When she addressed an AIDS conference in South India in 1997, the organizers - learning about her unique Sri Lankan experience - urged her to go public in India too, saying it would stimulate the conference proceedings.

She did so in front of more than 1,000 delegates, many of them non-Indians, and that gave the courage to another Indian woman, having AIDS, to talk about her condition.

Savithri Walatara, a former AIDS rights activist who now works with a UN agency, said Dr. Abeyaratne was let down by the very system she helped foster. "The nurses and doctors who were her students turned against her and refused to touch her when she was found to be HIV positive," Ms. Walatara said, noting that it was unfortunate for a woman who had dedicated her life to medicine.
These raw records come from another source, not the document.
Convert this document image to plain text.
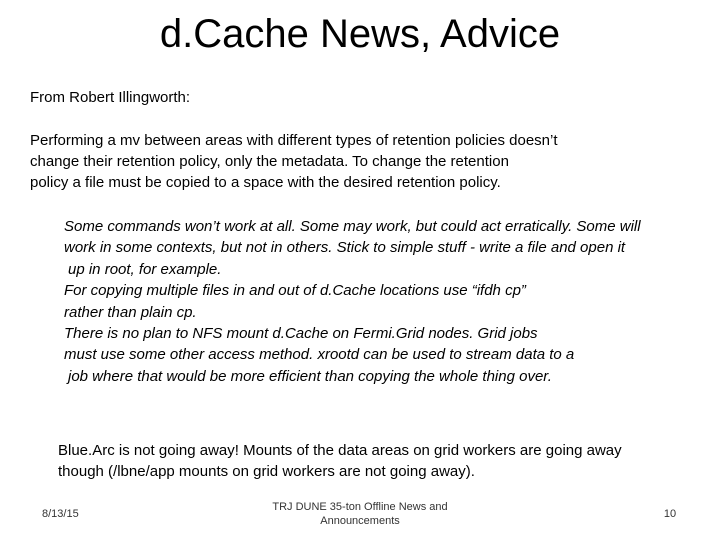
d.Cache News, Advice
From Robert Illingworth:
Performing a mv between areas with different types of retention policies doesn’t
change their retention policy, only the metadata. To change the retention
policy a file must be copied to a space with the desired retention policy.
Some commands won’t work at all. Some may work, but could act erratically. Some will
work in some contexts, but not in others. Stick to simple stuff - write a file and open it
up in root, for example.
For copying multiple files in and out of d.Cache locations use “ifdh cp”
rather than plain cp.
There is no plan to NFS mount d.Cache on Fermi.Grid nodes. Grid jobs
must use some other access method. xrootd can be used to stream data to a
job where that would be more efficient than copying the whole thing over.
Blue.Arc is not going away! Mounts of the data areas on grid workers are going away
though (/lbne/app mounts on grid workers are not going away).
8/13/15
TRJ DUNE 35-ton Offline News and
Announcements
10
Another AIDS victim told The Sunday Times that in a class-conscious society, it was difficult for AIDS sufferers particularly in villages to tell even their parents for fear of being chased away or beaten up.

"I know of three young men - in a group of eight AIDS victims whom I met for solace and support - who were asked to leave their homes," said the 30-year-old man who comes from a middle class background.

The man said the hardest part of AIDS is not that it would lead to a slow death but the loneliness. "Death is a natural thing .. you can get hit by a car, you can get a heart attack and so on. No, that is not the problem. For me the loneliness is the hardest part .. the most difficult thing," he said.